L'une des principales préoccupations des investisseurs en ce début d'année 2014 est le ralentissement de la croissance chinoise. Force est de constater que la croissance globale aura tendance à baisser, mais nous considérons qu'il s'agit là d'une évolution bienvenue et attendue depuis longtemps.

La question fondamentale, selon nous, est plutôt de savoir si le pays réussira sa transition vers une croissance de meilleure qualité, et la réponse soulève deux interrogations: la Chine veut-elle vraiment passer d'une croissance tirée par les investissements à une croissance basée sur la consommation ? Quels sont les obstacles et empêcheront-ils cette transition de se produire ?

Le point de départ d'une nouvelle tendance?

Concernant la première question, les derniers faits observés semblent plaider pour une réponse positive. Alors que, jusqu'en 2007, la croissance du pays reposait majoritairement sur les investissements, les exportations et une balance courante toujours plus excédentaire - finançant à son tour les déficits américains -, la tendance s'est inversée : les excédents extérieurs ont été divisés par plus de quatre en 5 ans, passant de 10,1 % du PIB en 2007 à 2,4 % en 2012 (graphique du haut). Suite à ces corrections extérieures, nous anticipons à présent, logiquement, des corrections intérieures.

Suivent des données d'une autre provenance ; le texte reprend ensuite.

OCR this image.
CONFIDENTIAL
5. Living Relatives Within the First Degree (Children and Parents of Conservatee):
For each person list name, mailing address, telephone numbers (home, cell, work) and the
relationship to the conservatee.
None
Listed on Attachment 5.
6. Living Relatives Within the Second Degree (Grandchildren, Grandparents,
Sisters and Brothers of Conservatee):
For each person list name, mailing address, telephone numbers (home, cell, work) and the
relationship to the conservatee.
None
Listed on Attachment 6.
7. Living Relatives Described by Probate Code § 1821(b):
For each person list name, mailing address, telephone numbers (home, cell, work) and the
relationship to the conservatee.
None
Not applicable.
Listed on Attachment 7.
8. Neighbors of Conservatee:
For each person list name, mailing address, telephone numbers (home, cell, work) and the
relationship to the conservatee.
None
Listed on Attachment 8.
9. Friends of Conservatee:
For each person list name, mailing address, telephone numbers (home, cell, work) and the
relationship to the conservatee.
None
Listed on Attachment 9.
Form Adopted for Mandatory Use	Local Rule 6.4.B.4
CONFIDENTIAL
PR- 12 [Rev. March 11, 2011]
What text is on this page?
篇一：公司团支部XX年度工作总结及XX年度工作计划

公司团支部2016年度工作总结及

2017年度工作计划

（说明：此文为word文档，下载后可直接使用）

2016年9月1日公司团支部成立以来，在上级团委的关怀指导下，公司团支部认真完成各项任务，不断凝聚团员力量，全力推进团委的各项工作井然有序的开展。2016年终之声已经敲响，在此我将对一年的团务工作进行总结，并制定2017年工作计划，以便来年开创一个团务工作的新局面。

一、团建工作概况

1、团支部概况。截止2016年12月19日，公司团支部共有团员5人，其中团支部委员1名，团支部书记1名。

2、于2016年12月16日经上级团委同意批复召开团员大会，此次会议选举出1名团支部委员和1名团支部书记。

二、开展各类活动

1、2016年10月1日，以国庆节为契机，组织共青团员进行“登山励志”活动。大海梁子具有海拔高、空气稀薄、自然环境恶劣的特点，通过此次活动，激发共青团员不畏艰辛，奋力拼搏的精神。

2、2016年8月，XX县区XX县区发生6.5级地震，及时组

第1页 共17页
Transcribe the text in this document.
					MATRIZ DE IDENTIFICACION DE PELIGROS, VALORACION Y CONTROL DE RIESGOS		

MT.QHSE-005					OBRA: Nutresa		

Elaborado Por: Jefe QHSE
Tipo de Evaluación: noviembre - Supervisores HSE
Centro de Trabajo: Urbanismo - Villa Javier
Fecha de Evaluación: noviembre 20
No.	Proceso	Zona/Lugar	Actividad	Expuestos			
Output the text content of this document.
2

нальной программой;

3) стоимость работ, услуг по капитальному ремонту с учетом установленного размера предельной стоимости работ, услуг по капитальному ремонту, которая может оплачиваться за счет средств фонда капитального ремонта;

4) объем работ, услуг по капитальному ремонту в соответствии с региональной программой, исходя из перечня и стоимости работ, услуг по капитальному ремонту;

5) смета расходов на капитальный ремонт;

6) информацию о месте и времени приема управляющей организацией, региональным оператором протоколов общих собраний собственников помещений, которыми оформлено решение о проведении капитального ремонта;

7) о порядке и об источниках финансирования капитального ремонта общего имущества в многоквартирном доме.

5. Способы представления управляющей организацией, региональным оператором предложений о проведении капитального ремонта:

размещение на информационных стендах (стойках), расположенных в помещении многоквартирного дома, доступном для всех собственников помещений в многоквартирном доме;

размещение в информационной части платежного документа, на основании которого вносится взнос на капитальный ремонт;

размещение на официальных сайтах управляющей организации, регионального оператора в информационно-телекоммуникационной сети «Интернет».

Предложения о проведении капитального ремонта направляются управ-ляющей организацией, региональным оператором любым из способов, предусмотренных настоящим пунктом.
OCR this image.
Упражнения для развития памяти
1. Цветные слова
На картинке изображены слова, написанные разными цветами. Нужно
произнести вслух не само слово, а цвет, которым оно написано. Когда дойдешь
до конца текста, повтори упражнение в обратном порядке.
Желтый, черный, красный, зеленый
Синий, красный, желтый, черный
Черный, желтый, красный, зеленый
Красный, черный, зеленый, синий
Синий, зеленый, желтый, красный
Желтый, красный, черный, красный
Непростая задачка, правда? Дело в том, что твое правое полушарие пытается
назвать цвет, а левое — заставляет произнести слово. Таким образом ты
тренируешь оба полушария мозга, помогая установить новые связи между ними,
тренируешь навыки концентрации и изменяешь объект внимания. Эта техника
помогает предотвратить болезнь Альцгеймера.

En effet, la consommation des ménages chinois ne représente que 37 % du PIB, soit 31 % de moins qu'aux Etats-Unis.

Cela pourrait être le point de départ d'une nouvelle tendance, même si l'évolution est lente. Tandis que, l'année dernière, le programme de réforme accordait plus d'importance à la consommation intérieure (p. ex. le souhait de l'administration d'accroître l'urbanisation et d'améliorer le droit de propriété), la nature des investissements en capital fixe, bien que toujours très élevés à 47 % du PIB en 2012, semble aussi évoluer: en 2012, la croissance des investissements dans le secteur tertiaire (services) a surpassé celle du secteur secondaire et la tendance semble se confirmer en 2013.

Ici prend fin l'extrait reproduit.